Having taken a pretty intense seminar in Employment Discrimination Law (and still incredibly interested in going into that field someday, down the line), I’m having debates with myself about it.
I think it’s a commendable idea in theory, since unemployment is so rampant. And it’s unfortunate but true that the longer people are unemployed, the more difficult it becomes for them to return to work. While the unemployment rate would drop if unemployed people simply gave up looking for work (making it look like things had improved), Obama appears to understand that it won’t fix things long-term, so he’s trying to head it off at the pass. In theory, it’s sound and I respect the logic behind it.
At the same time, I’m hesitant to go so far as putting them in a protected class. My reasoning is mostly due to the language of civil rights statutes. Members of a protected class are protected from discrimination on the basis of “immutable characteristics”–things they cannot change and over which they have no control (i.e. race, ethnicity, gender).
So if being unemployed is suddenly considered an “immutable characteristic” (which, by definition, it’s not, since they haven’t always been unemployed and won’t always be), then it can’t be a characteristic of a protected class.

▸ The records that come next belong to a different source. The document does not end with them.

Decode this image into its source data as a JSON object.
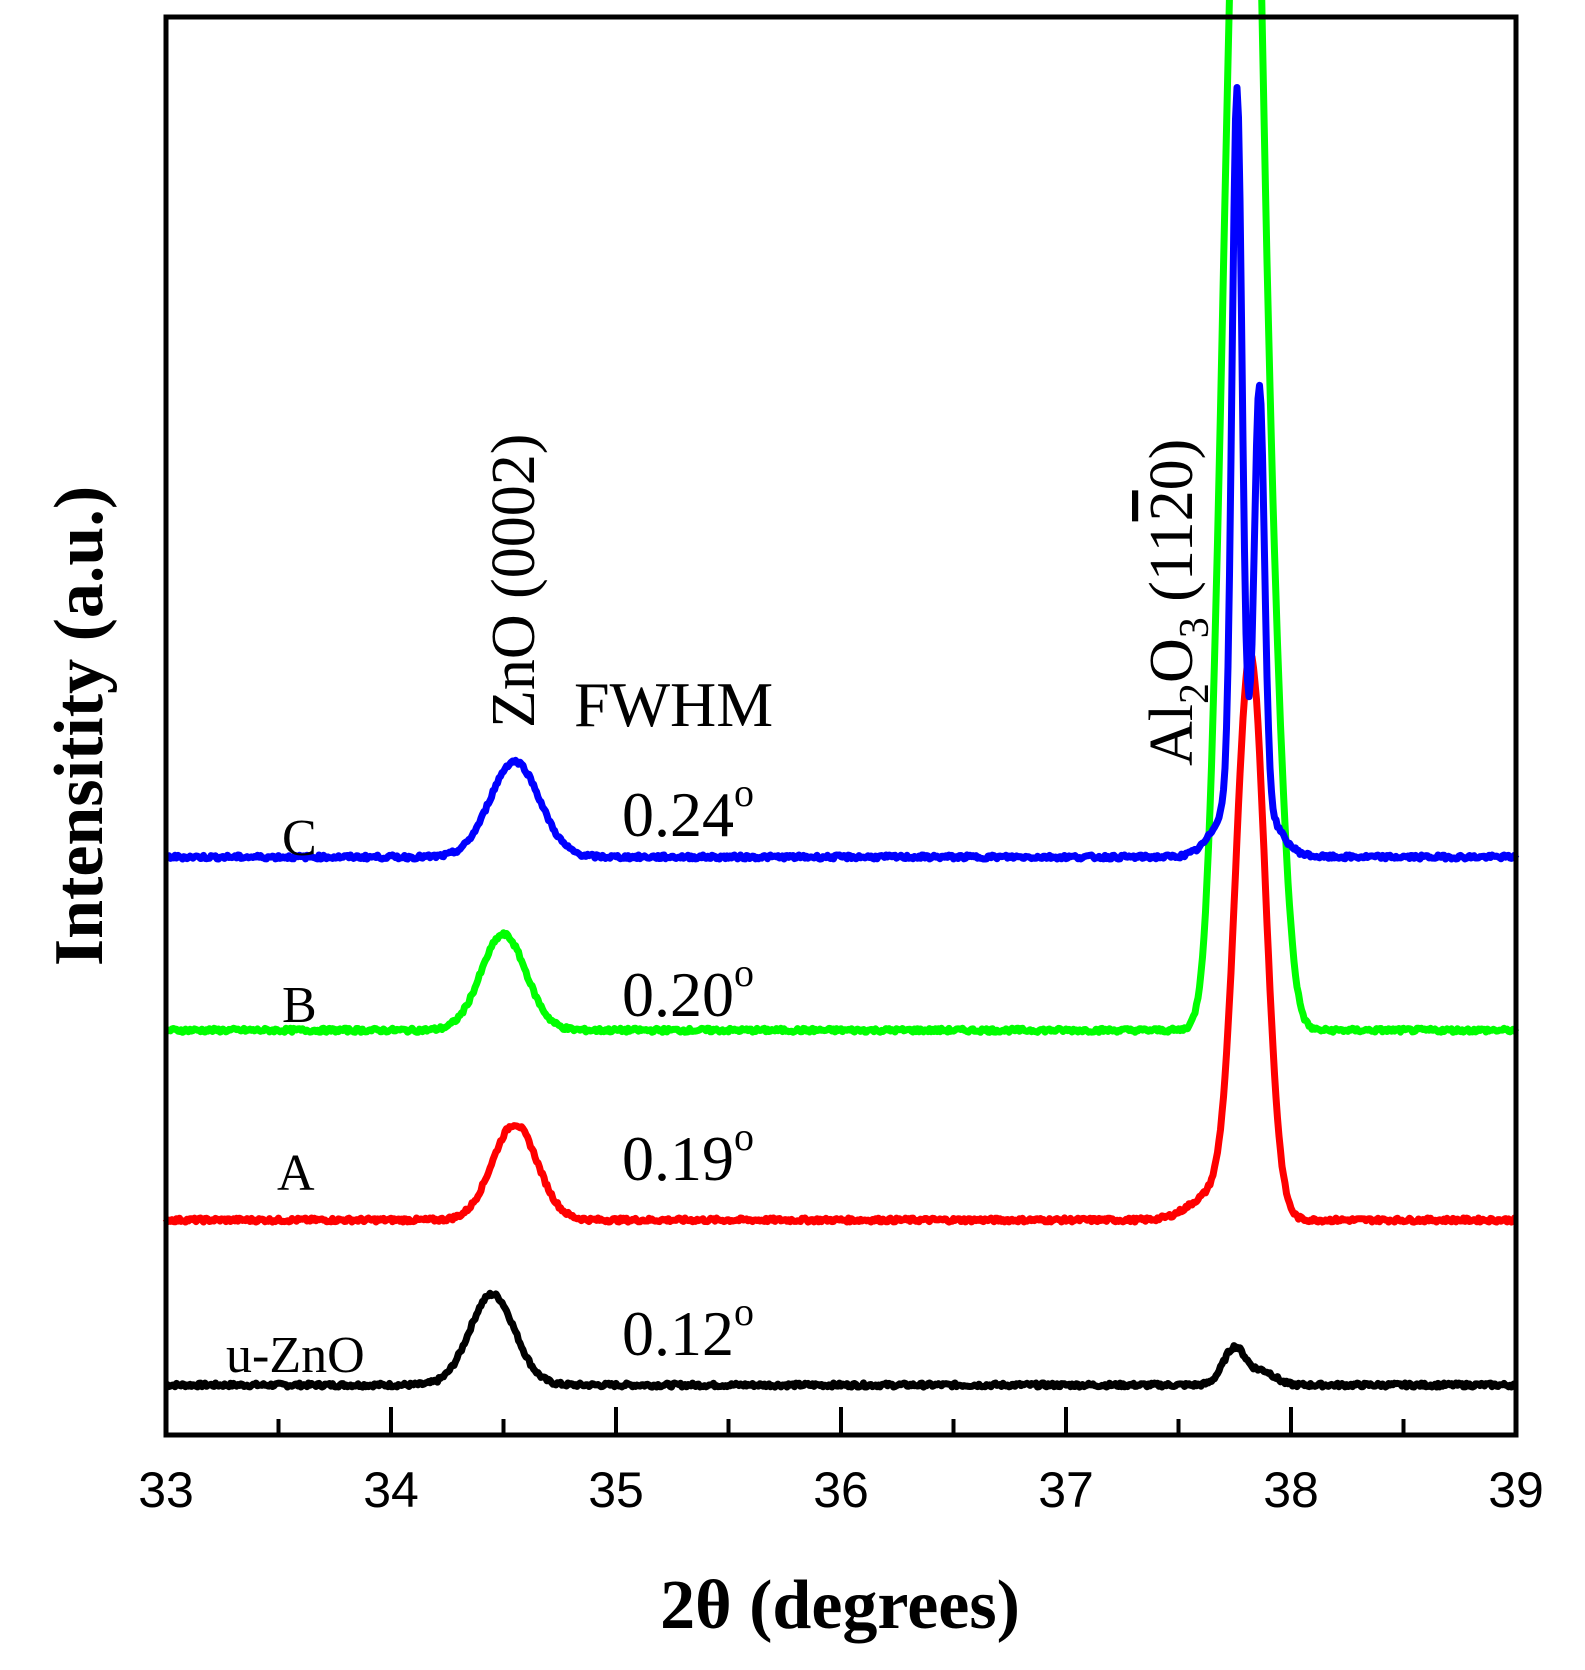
{
  "chart_data": {
    "type": "line",
    "title": "",
    "xlabel": "2θ (degrees)",
    "ylabel": "Intensitity (a.u.)",
    "xlim": [
      33,
      39
    ],
    "xticks": [
      "33",
      "34",
      "35",
      "36",
      "37",
      "38",
      "39"
    ],
    "fwhm_header": "FWHM",
    "annotations": {
      "zno_peak": "ZnO (0002)",
      "al2o3_prefix": "Al",
      "al2o3_sub1": "2",
      "al2o3_mid": "O",
      "al2o3_sub2": "3",
      "al2o3_open": " (11",
      "al2o3_bar": "2",
      "al2o3_close": "0)"
    },
    "series": [
      {
        "name": "u-ZnO",
        "color": "#000000",
        "fwhm": "0.12",
        "fwhm_unit": "o",
        "baseline": 0.0,
        "peaks": [
          {
            "center": 34.45,
            "height": 0.55,
            "width": 0.1
          },
          {
            "center": 37.75,
            "height": 0.23,
            "width": 0.05
          },
          {
            "center": 37.88,
            "height": 0.08,
            "width": 0.05
          }
        ]
      },
      {
        "name": "A",
        "color": "#ff0000",
        "fwhm": "0.19",
        "fwhm_unit": "o",
        "baseline": 1.0,
        "peaks": [
          {
            "center": 34.55,
            "height": 0.58,
            "width": 0.1
          },
          {
            "center": 37.82,
            "height": 3.4,
            "width": 0.065
          },
          {
            "center": 37.65,
            "height": 0.15,
            "width": 0.1
          }
        ]
      },
      {
        "name": "B",
        "color": "#00ff00",
        "fwhm": "0.20",
        "fwhm_unit": "o",
        "baseline": 2.15,
        "peaks": [
          {
            "center": 34.5,
            "height": 0.58,
            "width": 0.1
          },
          {
            "center": 37.74,
            "height": 5.35,
            "width": 0.06
          },
          {
            "center": 37.82,
            "height": 5.8,
            "width": 0.05
          },
          {
            "center": 37.9,
            "height": 2.5,
            "width": 0.06
          }
        ]
      },
      {
        "name": "C",
        "color": "#0000ff",
        "fwhm": "0.24",
        "fwhm_unit": "o",
        "baseline": 3.2,
        "peaks": [
          {
            "center": 34.55,
            "height": 0.58,
            "width": 0.11
          },
          {
            "center": 37.76,
            "height": 4.2,
            "width": 0.022
          },
          {
            "center": 37.86,
            "height": 2.45,
            "width": 0.022
          },
          {
            "center": 37.8,
            "height": 0.5,
            "width": 0.1
          }
        ]
      }
    ]
  }
}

I’m torn, because we need to reduce unemployment–that’s a fact. But if we classify unemployed individuals as members of a protected class, doesn’t that then discriminate against other job-seekers who have been unemployed for less time? It shouldn’t be a game of seniority, where the person who has been unemployed the longest gets the job first. Yes, it’s a factor to consider, but it shouldn’t be the only factor, in my opinion.